Large banks are the target audience for Oracle’s new banking platform, especially those institutions in the west that are looking to replace outdated retail bank legacy systems or banks in emerging markets that are seeking to expand.
Oracle says its FlexCube core banking product will continue to be sold as a complementary product, most likely for smaller banks, while the new Oracle Banking Platform will provide a comprehensive suite of applications for large banks. Initially it will focus on improving the efficiency of core banking processes and loan decisioning using its service orientated architecture (SOA) platform to aid integration and straight through processing (STP). There is therefore scope for some potential duplication and overlap with the existing FlexCube i-flex product that Oracles brought many years ago, but the vendor says it will use the flexible new SOA platform to add future applications, such as customer service and internal enterprise-wide tools, in the coming months. Additionally, the different target markets should be a key differentiator.
Developed with National Australia Bank (NAB) over the last few years, the new Oracle Banking Platform actually grew out of a project started back in 2008 to introduce the i-flex core banking product to the bank but once it was realised that the functionality and, speed to market and flexibility wasn’t quite what they were looking enhancements were begun, which eventually lead to this new large-scale product. Customers of NAB's direct banking subsidiary UBank were the first to migrate on the new system this summer, so some real-world testing has been done before the full global launch. Whether other banks will see the new product as truly new, or more of an improvement remains to be seen.
“Core modernisation is both a costly and complex undertaking for large banks,” says CEB TowerGroup research director, Bob Hunt. “As such, many banks continue to operate on legacy core systems developed in the 1980s. A significant number of large banks, however, have recently undertaken core modernisation efforts to meet customer demands or improve operating efficiency.” The consequences in terms of IT failures and a lack of resiliency if you do not update core banking systems can be seen in the case of RBS who systems fell over for a week earlier this year.

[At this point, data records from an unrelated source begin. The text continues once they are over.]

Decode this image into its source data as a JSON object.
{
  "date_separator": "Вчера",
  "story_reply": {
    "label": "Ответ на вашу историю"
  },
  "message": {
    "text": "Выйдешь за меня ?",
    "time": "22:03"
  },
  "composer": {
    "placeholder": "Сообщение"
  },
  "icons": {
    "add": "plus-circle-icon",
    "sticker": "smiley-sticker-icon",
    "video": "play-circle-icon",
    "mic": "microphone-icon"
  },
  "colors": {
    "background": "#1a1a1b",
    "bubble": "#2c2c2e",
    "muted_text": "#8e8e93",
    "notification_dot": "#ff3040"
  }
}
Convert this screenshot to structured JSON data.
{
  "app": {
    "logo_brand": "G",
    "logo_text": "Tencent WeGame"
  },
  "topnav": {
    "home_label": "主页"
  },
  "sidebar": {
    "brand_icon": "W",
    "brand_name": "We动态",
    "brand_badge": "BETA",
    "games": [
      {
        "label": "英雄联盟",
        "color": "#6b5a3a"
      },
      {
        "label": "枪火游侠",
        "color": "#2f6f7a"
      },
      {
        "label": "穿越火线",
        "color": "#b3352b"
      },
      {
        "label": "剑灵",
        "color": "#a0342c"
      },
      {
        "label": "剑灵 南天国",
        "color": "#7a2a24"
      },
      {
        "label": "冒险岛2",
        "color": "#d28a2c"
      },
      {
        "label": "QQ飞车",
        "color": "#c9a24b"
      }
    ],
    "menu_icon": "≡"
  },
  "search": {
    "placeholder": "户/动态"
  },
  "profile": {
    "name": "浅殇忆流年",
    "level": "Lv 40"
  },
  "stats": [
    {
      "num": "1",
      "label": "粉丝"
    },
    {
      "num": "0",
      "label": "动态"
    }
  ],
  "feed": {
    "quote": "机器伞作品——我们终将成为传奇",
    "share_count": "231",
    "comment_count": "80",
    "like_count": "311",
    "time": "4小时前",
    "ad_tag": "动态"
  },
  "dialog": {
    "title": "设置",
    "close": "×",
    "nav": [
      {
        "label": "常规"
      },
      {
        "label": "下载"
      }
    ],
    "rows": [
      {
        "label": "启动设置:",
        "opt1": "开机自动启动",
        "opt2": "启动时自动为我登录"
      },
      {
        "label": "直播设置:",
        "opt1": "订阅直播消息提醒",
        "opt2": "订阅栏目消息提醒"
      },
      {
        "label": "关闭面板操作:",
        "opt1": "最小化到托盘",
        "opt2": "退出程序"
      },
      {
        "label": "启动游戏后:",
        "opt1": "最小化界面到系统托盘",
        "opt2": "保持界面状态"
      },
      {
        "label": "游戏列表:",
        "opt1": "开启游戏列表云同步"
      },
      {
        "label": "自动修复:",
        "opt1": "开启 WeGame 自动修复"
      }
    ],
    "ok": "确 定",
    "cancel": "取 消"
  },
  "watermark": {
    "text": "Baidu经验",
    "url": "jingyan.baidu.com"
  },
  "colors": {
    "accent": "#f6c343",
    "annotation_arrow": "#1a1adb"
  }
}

“Although a few large banks have elected to use in-house development to modernise their core systems, most banks are electing to implement integrated core systems provided by either global or regional core systems vendors,” added Hunt. “The core vendors have responded to banks’ needs for a less risky approach to modernisation by using SOA to componentise their systems, allowing banks to implement single systems or even individual processes within the system.”
According to Frank Brienzi, general manager of Oracle Financial Services’ global business unit: "[The] Oracle Banking Platform provides a comprehensive suite of applications that makes the replacement of core systems viable for large banks, enabling strategic choices as well as providing a high level of flexibility and value."
If banks will have the money to spend on such a new core platform when IT budgets are so tight, as new capital adequacy rules begin to bite and the economic situation worsens, is debatable but presumably Oracle is hopeful that the ability to add components on an ad hoc basis will gain some traction.